After my challenge with the fused multiply-add instructions I managed to find some time to write a new test utility. It’s written ad hoc for unpaper but it can probably be used for other things too. It’s trivial and stupid but it got the job done.
What it does is simple: it loads both a golden and a result image files, compares the size and format, and then goes through all the bytes to identify how many differences are there between them. If less than 0.1% of the image surface changed, it consider the test a pass.
It’s not a particularly nice system, especially as it requires me to bundle some 180MB of golden files (they compress to just about 10 MB so it’s not a big deal), but it’s a strict improvement compared to what I had before, which is good.
This change actually allowed me to explore one change that I abandoned before because it resulted in non-pixel-perfect results. In particular, unpaper now uses single-precision floating points all over, rather than doubles. This is because the slight imperfection caused by this change are not relevant enough to warrant the ever-so-slight loss in performance due to the bigger variables.
But even up to here, there is very little gain in performance. Sure some calculation can be faster this way, but we’re still using the same set of AVX/FMA instructions. This is unfortunate, unless you start rewriting the algorithms used for searching for edges or rotations, there is no gain to be made by changing the size of the code. When I converted unpaper to use libavcodec, I decided to make the code simple and as stupid as I could make it, as that meant I could have a baseline to improve from, but I’m not sure what the best way to improve it is, now.
I still have a branch that uses OpenMP for the processing, but since most of the filters applied are dependent on each other it does not work very well. Per-row processing gets slightly better results but they are really minimal as well. I think the most interesting parallel processing low-hanging fruit would be to execute processing in parallel on the two pages after splitting them from a single sheet of paper. Unfortunately, the loops used to do that processing right now are so complicated that I’m not looking forward to touch them for a long while.

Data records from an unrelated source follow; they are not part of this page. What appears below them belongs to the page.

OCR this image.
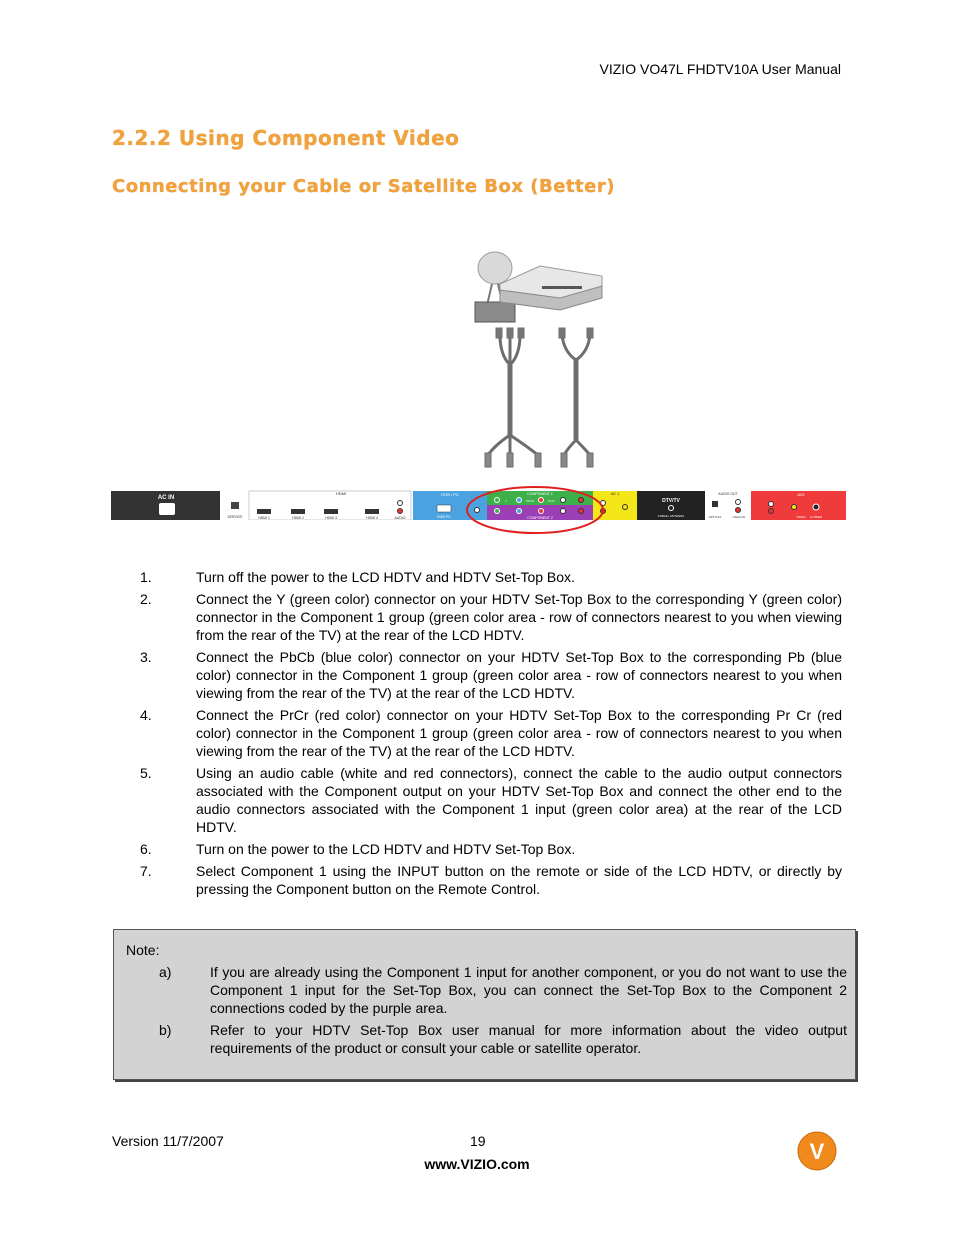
VIZIO VO47L FHDTV10A User Manual
2.2.2 Using Component Video
Connecting your Cable or Satellite Box (Better)
AC IN
SERVICE
HDMI
HDMI 1	HDMI 2	HDMI 3	HDMI 4	AUDIO
RGB / PC
RGB PC
COMPONENT 1
COMPONENT 2
Y	Pb/Cb	Pr/Cr
AV 1
DTV/TV
CABLE / ANTENNA
AUDIO OUT
OPTICAL	ANALOG
AV2
VIDEO S-VIDEO
1.	Turn off the power to the LCD HDTV and HDTV Set-Top Box.
2.	Connect the Y (green color) connector on your HDTV Set-Top Box to the corresponding Y (green color) connector in the Component 1 group (green color area - row of connectors nearest to you when viewing from the rear of the TV) at the rear of the LCD HDTV.
3.	Connect the PbCb (blue color) connector on your HDTV Set-Top Box to the corresponding Pb (blue color) connector in the Component 1 group (green color area - row of connectors nearest to you when viewing from the rear of the TV) at the rear of the LCD HDTV.
4.	Connect the PrCr (red color) connector on your HDTV Set-Top Box to the corresponding Pr Cr (red color) connector in the Component 1 group (green color area - row of connectors nearest to you when viewing from the rear of the TV) at the rear of the LCD HDTV.
5.	Using an audio cable (white and red connectors), connect the cable to the audio output connectors associated with the Component output on your HDTV Set-Top Box and connect the other end to the audio connectors associated with the Component 1 input (green color area) at the rear of the LCD HDTV.
6.	Turn on the power to the LCD HDTV and HDTV Set-Top Box.
7.	Select Component 1 using the INPUT button on the remote or side of the LCD HDTV, or directly by pressing the Component button on the Remote Control.
Note:
a)	If you are already using the Component 1 input for another component, or you do not want to use the Component 1 input for the Set-Top Box, you can connect the Set-Top Box to the Component 2 connections coded by the purple area.
b)	Refer to your HDTV Set-Top Box user manual for more information about the video output requirements of the product or consult your cable or satellite operator.
Version 11/7/2007	19
www.VIZIO.com	V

I tried some basic profile-guided optimization execution, just to figure out what needs to be improved, and compared with codiff
a proper release and a PGO version trained after the tests. Unfortunately the results are a bit vague and it means I’ll probably have to profile it properly if I want to get data out of it. If you’re curious here is the output when using rbelf-size -D
on the unpaper
binary when built normally, with profile-guided optimisation, with link-time optimisation, and with both profile-guided and link-time optimisation:
% rbelf-size -D ../release/unpaper ../release-pgo/unpaper ../release-lto/unpaper ../release-lto-pgo/unpaper
exec data rodata relro bss overhead allocated filename
34951 1396 22284 0 11072 3196 72899 ../release/unpaper
+5648 +312 -192 +0 +160 -6 +5922 ../release-pgo/unpaper
-272 +0 -1364 +0 +144 -55 -1547 ../release-lto/unpaper
+7424 +448 -1596 +0 +304 -61 +6519 ../release-lto-pgo/unpaper
It’s unfortunate that GCC does not give you any diagnostic on what it’s trying to do achieve when doing LTO, it would be interesting to see if you could steer the compiler to produce better code without it as well.
Anyway, enough with the microptimisations for now. If you want to make unpaper faster, feel free to send me pull requests for it, I’ll be glad to take a look at them!